Dolar Jatuh Ke Level Terendah Empat Bulan Terhadap Yen Setelah Korut Menembakkan Rudal

Bonus Welcome Deposit FBS

Oleh Shinichi Saoshiro dan Masayuki Kitano

TOKYO / SINGAPURA (Reuters) – Dolar mencapai titik terendah empat bulan terhadap yen pada hari Selasa setelah Korea Utara menembakkan sebuah rudal yang melintas di utara utara, tindakan provokasi terbaru oleh Pyongyang yang telah meningkatkan ketegangan global.

Dolar turun 0,4 persen pada 108,81 yen, telah tergelincir ke level 108,33 yen di awal perdagangan Asia pada hari Selasa, tingkat terendah sejak pertengahan April. Suasana melawan risiko di wilayah tersebut menyusul peluncuran rudal, dengan indeks saham Nikkei Jepang (N225) turun ke level terendah dalam hampir empat bulan.

Yen cenderung mendapat keuntungan selama masa geopolitik atau tekanan keuangan karena Jepang adalah negara kreditur terbesar di dunia dan memiliki surplus transaksi berjalan.

Ada juga anggapan bahwa investor Jepang pada akhirnya dapat mengembalikan dana jika gejolak pasar berlanjut dan mengurangi risk appetite mereka.

Korea Utara menembakkan sebuah rudal pada hari Selasa pagi yang terbang di atas Jepang dan mendarat di perairan Hokkaido, dengan meningkatnya ketegangan di semenanjung Korea.

“Berdasarkan pola masa lalu di mana yen menguat pada insiden tersebut, spekulan langsung bereaksi terhadap berita utama rudal Korea Utara, mengambil dolar / yen ke posisi terendah intraday,” kata Mitsuo Imaizumi, kepala strategi FX di Daiwa Securities.

Amerika Serikat, Jepang dan Korea Selatan meminta pertemuan Dewan Keamanan Perserikatan Bangsa-Bangsa untuk membahas pengujian tersebut, kata beberapa diplomat. Sebuah pertemuan Dewan Keamanan 15 anggota akan digelar Selasa malam, kata mereka.

Risiko penurunan lebih lanjut dalam dolar terhadap yen tidak dapat dikesampingkan mengingat ketegangan geopolitik yang mendidih, kata Teppei Ino, analis Bank of Tokyo-Mitsubishi UFJ di Singapura.

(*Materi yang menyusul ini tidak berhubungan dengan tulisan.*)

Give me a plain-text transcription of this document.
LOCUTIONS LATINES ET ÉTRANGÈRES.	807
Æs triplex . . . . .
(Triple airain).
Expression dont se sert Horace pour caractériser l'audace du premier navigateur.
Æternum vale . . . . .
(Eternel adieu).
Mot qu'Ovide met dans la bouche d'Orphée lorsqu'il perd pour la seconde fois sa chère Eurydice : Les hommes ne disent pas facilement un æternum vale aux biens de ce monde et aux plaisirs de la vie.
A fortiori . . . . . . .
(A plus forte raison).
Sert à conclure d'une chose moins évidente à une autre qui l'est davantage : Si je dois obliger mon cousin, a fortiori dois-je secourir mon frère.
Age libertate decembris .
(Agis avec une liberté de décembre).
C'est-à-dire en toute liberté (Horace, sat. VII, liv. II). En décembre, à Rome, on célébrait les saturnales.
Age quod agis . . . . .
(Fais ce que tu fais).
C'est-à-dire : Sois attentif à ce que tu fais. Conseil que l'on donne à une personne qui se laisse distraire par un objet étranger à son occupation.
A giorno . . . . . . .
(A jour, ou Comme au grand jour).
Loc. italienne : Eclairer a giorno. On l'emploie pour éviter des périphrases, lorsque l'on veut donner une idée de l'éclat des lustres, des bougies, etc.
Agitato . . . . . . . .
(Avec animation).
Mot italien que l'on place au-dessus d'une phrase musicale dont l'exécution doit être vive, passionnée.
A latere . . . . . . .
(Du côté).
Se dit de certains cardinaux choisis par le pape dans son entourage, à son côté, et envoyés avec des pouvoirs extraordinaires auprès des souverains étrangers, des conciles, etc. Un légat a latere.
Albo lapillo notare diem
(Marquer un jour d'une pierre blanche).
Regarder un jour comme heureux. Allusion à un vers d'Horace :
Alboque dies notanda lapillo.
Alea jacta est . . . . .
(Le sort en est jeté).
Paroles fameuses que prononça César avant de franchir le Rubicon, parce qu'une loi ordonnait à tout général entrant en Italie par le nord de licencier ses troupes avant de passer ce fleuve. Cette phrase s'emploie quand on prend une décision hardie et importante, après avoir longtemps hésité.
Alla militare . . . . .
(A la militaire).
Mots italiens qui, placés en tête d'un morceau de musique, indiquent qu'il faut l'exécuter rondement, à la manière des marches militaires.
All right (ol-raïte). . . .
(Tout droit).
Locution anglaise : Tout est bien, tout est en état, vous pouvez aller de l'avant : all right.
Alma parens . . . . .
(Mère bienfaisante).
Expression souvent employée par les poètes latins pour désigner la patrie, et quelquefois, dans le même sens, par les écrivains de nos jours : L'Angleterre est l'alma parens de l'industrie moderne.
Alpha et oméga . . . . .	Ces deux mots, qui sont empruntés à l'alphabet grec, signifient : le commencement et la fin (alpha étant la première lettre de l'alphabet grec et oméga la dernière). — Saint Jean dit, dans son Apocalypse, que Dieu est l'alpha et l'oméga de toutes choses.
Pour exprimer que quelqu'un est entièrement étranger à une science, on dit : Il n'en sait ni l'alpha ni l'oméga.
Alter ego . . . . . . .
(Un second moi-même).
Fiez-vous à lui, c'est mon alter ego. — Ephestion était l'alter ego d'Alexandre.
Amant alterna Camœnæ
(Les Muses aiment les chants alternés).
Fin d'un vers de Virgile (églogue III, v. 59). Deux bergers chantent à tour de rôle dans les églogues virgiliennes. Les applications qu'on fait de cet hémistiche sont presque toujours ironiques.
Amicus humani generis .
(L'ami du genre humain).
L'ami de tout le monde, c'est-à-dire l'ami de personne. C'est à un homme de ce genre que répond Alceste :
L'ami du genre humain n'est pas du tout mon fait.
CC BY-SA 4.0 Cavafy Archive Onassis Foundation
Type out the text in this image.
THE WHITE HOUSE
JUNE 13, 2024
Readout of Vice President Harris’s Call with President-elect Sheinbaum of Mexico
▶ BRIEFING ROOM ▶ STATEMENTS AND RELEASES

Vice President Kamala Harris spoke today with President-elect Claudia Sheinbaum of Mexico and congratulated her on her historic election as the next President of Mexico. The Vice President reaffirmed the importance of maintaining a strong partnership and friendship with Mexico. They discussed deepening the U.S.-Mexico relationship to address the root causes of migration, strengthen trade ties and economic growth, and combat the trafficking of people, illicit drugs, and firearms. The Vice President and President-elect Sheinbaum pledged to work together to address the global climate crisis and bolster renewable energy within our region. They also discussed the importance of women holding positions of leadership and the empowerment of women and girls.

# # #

“Rasanya tidak seperti situasi yang sedang turun, jadi saya pikir Anda perlu berjaga-jaga,” kata Ino. “Sangat sulit untuk membaca dengan baik tentang apa yang mungkin terjadi setelah ini,” tambahnya.

Franc Swiss menyentuh level tertinggi satu bulan di 0,9498 franc per dolar pada satu titik. Franc Swiss safe haven kemudian ditarik kembali ke 0,9522.

Dolar sudah berada dalam posisi defensif, terutama terhadap euro, setelah Ketua Federal Reserve Janet Yellen tidak menyebutkan kebijakan moneter di pertemuan puncak bank sentral di Jackson Hole pekan lalu, dan saat Presiden Bank Sentral Eropa Mario Draghi menahan diri untuk tidak membicarakan euro pada pertemuan yang sama.

Dolar juga melemah setelah Badai Tropis Harvey melumpuhkan Houston, Texas, dan banyak kilang minyak di Pantai Teluk AS, memacu kekhawatiran tentang potensi dampak badai terhadap ekonomi AS.

Euro turun 0,1 persen pada $ 1,1969. Sebelumnya pada hari Selasa euro naik menjadi $ 1,1986, tertinggi sejak Januari 2015.

Indeks dolar terhadap sekeranjang enam mata uang utama (DXY) (= USD) sedikit berubah pada 92,207 pada akhir pagi, mengatasi kerugian awal.

Pada awal perdagangan Asia, indeks dolar telah menyentuh tingkat terlemahnya sejak Mei 2016. Sebuah penurunan di bawah palung Mei 2016 di 91,919 akan membawa indeks ke titik terendah sejak Januari 2015.